Dans ce contexte, la responsabilité de l’État et, plus généralement des personnes publiques, constitue une solide alternative pour obtenir l’indemnisation intégrale de ses préjudices. D’abord, la responsabilité sans faute de l’État peut être engagée en vertu de l’article L. 211-10 du Code de la sécurité intérieure qui prévoit que :

« L’État est civilement responsable des dégâts et dommages résultant des crimes et délits commis, à force ouverte ou par violence, par des attroupements ou rassemblements armés ou non armés, soit contre les personnes, soit contre les biens. »

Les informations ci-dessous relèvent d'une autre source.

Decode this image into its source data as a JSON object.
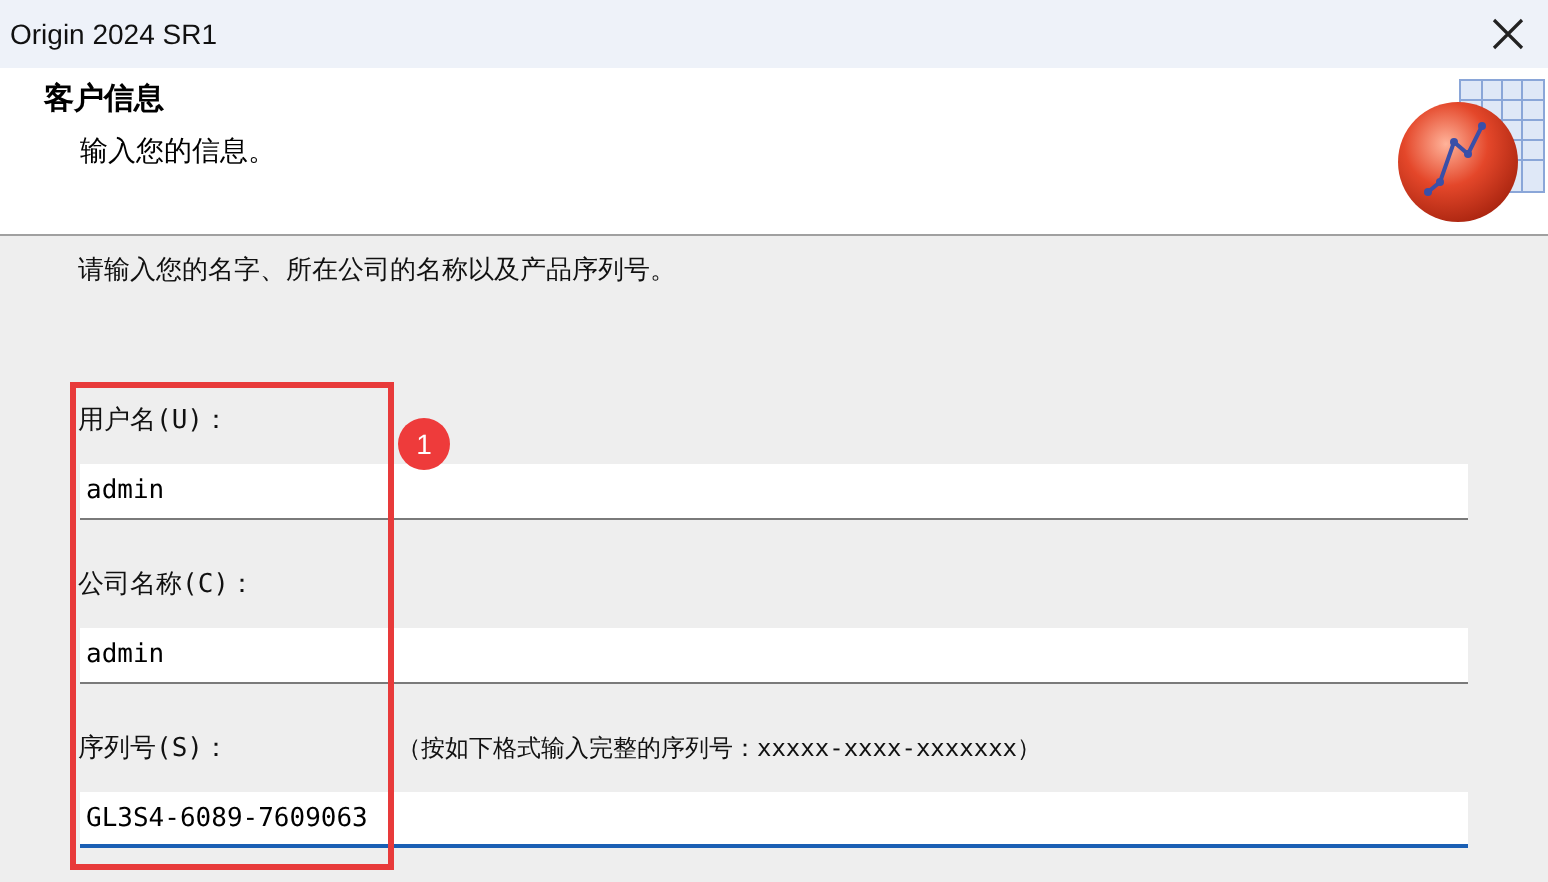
{
  "window": {
    "title": "Origin 2024 SR1"
  },
  "header": {
    "title": "客户信息",
    "subtitle": "输入您的信息。"
  },
  "instruction": "请输入您的名字、所在公司的名称以及产品序列号。",
  "fields": [
    {
      "label": "用户名(U)：",
      "value": "admin",
      "focused": false
    },
    {
      "label": "公司名称(C)：",
      "value": "admin",
      "focused": false
    },
    {
      "label": "序列号(S)：",
      "hint": "（按如下格式输入完整的序列号：xxxxx-xxxx-xxxxxxx）",
      "value": "GL3S4-6089-7609063",
      "focused": true
    }
  ],
  "annotation": {
    "badge": "1"
  }
}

Cette disposition ne fait pas mention du terme d’émeute mais fait référence à la notion « d’attroupement ». La jurisprudence subordonne la qualification d’attroupement à un critère principal de spontanéité. En effet, l’attroupement requiert une formation spontanée, étrangère à toute forme d’organisation ou de préméditation. Par ailleurs, la présence de casseurs au sein de la manifestation n’est pas forcément de nature à faire obstacle à la qualification « d’attroupement », si les dégâts ont été occasionnés durant l’épicentre de la manifestation (CAA Toulouse, 17 janvier 2023, n°21TL01452).

Sur ce fondement, les justiciables pourraient obtenir l’indemnisation de leurs préjudices. Cette action peut être directement intentée par le justiciable. En d’autres hypothèses, l’assureur peut également se subroger dans les droits de son assuré pour entamer l’action.

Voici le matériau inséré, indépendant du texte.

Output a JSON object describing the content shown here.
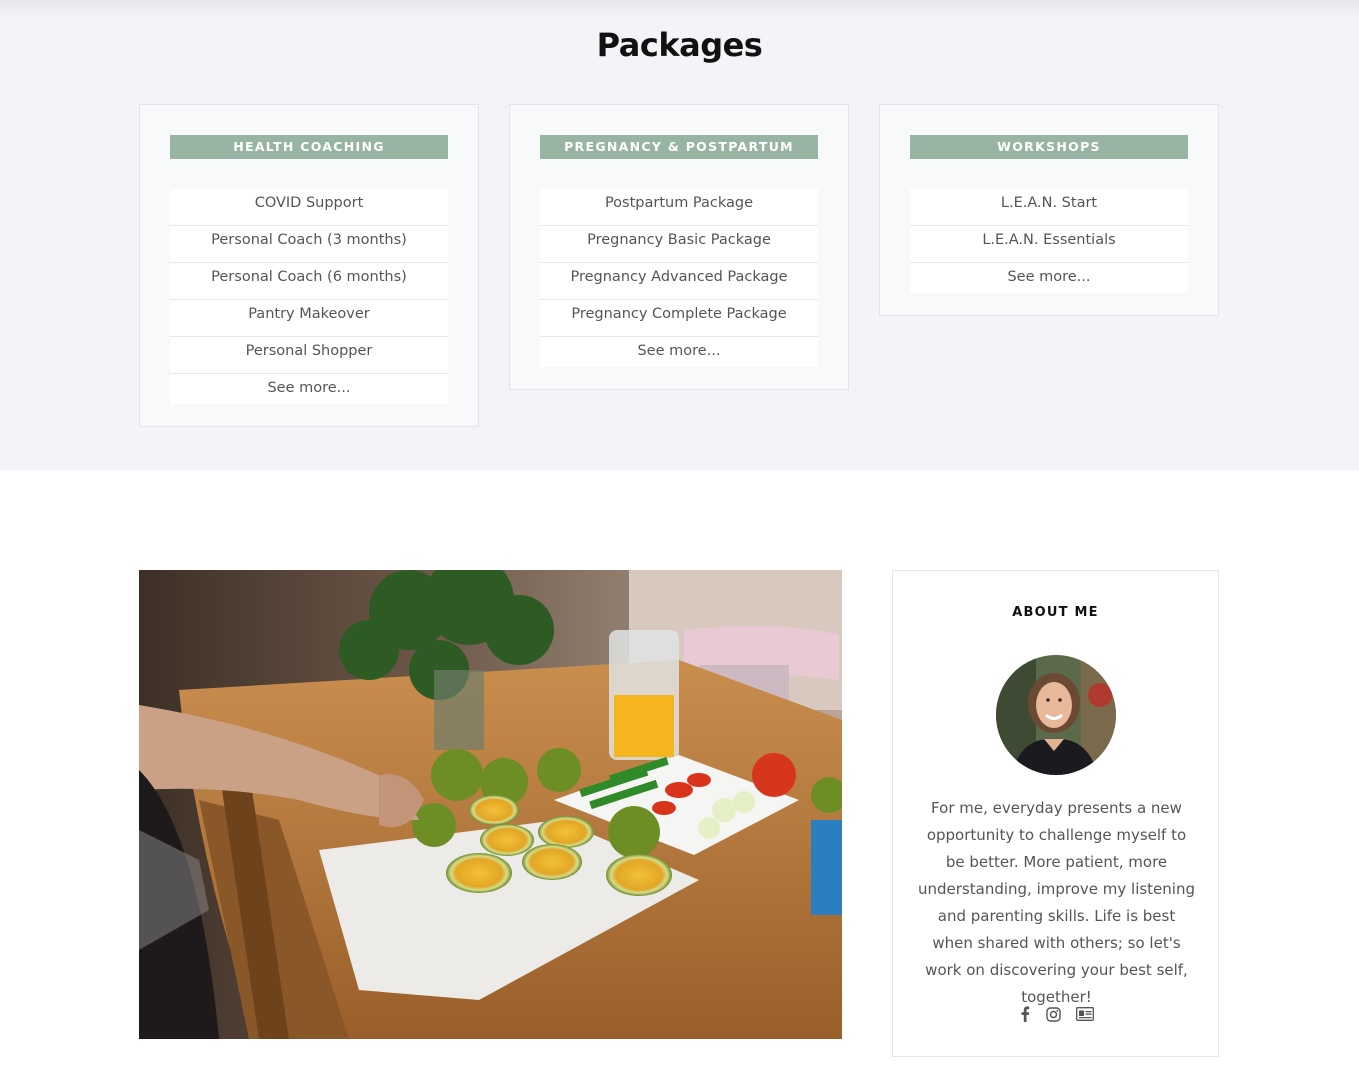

A côté de cette responsabilité dite sans faute, la responsabilité de l’État pourrait également être engagée pour faute et, notamment, en cas de carence de police administrative. Dans ce cadre, il faudrait être en mesure de démontrer une faute de l’État, représenté par les préfectures, ce qui pourrait être le cas si, par exemple, une insuffisance dans les dispositifs de maintien de l’ordre mis en place était démontrée.

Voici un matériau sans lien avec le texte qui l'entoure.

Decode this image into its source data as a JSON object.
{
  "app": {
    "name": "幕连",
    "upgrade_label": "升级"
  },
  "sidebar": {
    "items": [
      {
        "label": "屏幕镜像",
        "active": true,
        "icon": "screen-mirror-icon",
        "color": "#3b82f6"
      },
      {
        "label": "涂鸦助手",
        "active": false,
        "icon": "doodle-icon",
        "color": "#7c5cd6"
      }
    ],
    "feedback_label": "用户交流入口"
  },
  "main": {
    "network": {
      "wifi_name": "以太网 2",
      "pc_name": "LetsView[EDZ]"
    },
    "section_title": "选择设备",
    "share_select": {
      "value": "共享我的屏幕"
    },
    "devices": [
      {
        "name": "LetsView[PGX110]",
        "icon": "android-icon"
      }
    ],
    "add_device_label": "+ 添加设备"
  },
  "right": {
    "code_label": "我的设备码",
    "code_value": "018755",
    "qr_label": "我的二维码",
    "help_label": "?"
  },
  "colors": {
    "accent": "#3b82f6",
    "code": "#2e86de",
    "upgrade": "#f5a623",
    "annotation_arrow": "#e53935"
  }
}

Enfin, la responsabilité pour faute des communes pourrait également être engagée. Pour rappel, la commune est l’autorité de police administrative générale et la police municipale est placée sous son autorité (L. 2112-1 et 2 du Code général des collectivités territoriales). A ce titre, la commune a l’obligation d’agir pour prévenir la réalisation des troubles à l’ordre public. Pour ne citer que la ville de Lyon, il lui est reproché, notamment, par le Président de la Région AURA, de ne pas avoir fait appel à la police municipale ou à sa réserve opérationnelle au soir des événements et d’avoir maintenu le festival « Entre Rhône et Saône ». Si, ces reproches formés sur fond de querelles politiques n’ont, pour l’heure, aucune conséquence juridique, ils pourraient constituer, demain, un terreau fertile à l’indemnisation des commerçants et de leurs assureurs, ainsi que des particuliers victimes des émeutes.